Hume arbitrary, might seem to sanction this conclusion. If our likes and dislikes might be indefinitely altered or inverted, there could be no science of human conduct. In fact, however, Hume's aim is precisely to discover such a science, but to prove simultaneously that it must be a science of observation. The passions, he says, form a 'regular mechanism,' which is as susceptible of scientific investigation as any branch of natural philosophy. Thus his argument virtually comes to the statement that a scientific morality would imply a psychology, and that psychology must be based upon experience alone. The relation is the same as that between sanitary and physiological science. The laws of moral as of physical health depend upon the structure of the organism, and the nature of that structure is only discoverable through the ordinary methods of scientific investigation. In this sense morality must include an empirical element, unless it be maintained that an a priori deduction of psychology is possible. The assumption of the possibility, to say nothing of the actual performance of such a deduction, depends upon the resolution of the passions into intellectual perceptions. If the passions are in some sense reason, there is some plausibility in attempting to frame an a priori scheme of psychological truths parallel to the so-called a priori scheme of mathematical truths. In that case, again, and in that case alone, morality would be in a sense capable of a priori deduction. We could not, indeed, even in that case, justify the identification of virtue and vice with truth and falsehood, or reason and error, implied in Clarke's substitution of ought' for 'is,' for that would be to show that bad actions were impossible as well as unusual, or to identify moral with scientific laws. But we might show that certain actions had always certain qualities or tendencies, which justified the moral distinction. That is to say, we might find an a priori justification for the utilitarian or 'moral sense' theories.

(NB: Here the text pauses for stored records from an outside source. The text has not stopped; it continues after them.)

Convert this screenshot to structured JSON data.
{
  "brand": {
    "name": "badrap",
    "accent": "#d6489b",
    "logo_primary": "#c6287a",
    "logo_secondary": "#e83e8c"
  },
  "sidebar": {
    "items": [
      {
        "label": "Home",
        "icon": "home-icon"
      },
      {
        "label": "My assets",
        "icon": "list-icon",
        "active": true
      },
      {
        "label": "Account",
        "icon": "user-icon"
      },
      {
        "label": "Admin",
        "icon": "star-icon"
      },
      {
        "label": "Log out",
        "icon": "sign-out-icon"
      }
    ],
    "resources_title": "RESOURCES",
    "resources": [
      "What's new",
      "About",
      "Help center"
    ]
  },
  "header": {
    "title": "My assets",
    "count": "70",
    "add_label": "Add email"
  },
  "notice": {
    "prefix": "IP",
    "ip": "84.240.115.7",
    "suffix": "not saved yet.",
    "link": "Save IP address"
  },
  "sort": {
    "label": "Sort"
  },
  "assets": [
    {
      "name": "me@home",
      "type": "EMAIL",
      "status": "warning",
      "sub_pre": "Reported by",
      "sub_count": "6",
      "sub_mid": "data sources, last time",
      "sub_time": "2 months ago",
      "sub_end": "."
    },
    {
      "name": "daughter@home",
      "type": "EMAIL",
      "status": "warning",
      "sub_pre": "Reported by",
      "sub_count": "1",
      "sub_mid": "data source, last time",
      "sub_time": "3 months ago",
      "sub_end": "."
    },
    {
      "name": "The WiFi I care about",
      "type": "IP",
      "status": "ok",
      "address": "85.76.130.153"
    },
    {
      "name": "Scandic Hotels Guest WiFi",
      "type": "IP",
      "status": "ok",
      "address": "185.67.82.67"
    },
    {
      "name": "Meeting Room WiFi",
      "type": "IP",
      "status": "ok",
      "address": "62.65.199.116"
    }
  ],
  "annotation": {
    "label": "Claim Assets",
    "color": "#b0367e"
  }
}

97. Meanwhile Hume is justified in declaring that morality must be based on experience if psychology be based on experience. We should amend his statement by adding that a complete science of morality would imply a science of sociology as well as of psychology, and requires a wider

Last sentence of Treatise on the Passions.'

and more systematic interrogation of experience than he had fully contemplated. There must be not only an empirical, but a variable, element in morality; and this is enough to condemn the hypothesis of Clarke. A scheme of morality deduced from self-evident and necessary truths must produce a code as rigid as its fundamental axioms, and, therefore, incapable of varying with the development of the race. Morality, on the other hand, includes in its primary data an element which varies, though, of course, varies according to definite laws. It must, therefore, give rules varying as the subject-matter varies; just as sanitary science gives one set of rules for men and another for beasts, and prescribes different conduct to a negro and a European. Hume did not fully appreciate this view, because, accepting from the ontologists the doctrine that human nature is always the same, he contemplated only a variation of external circumstances. As he, like all his contemporaries, failed to make allowance for the slow evolution of new social and intellectual conditions, the observed inconsistencies of the ethical code seemed to imply an almost indefinite variability of the moral sense.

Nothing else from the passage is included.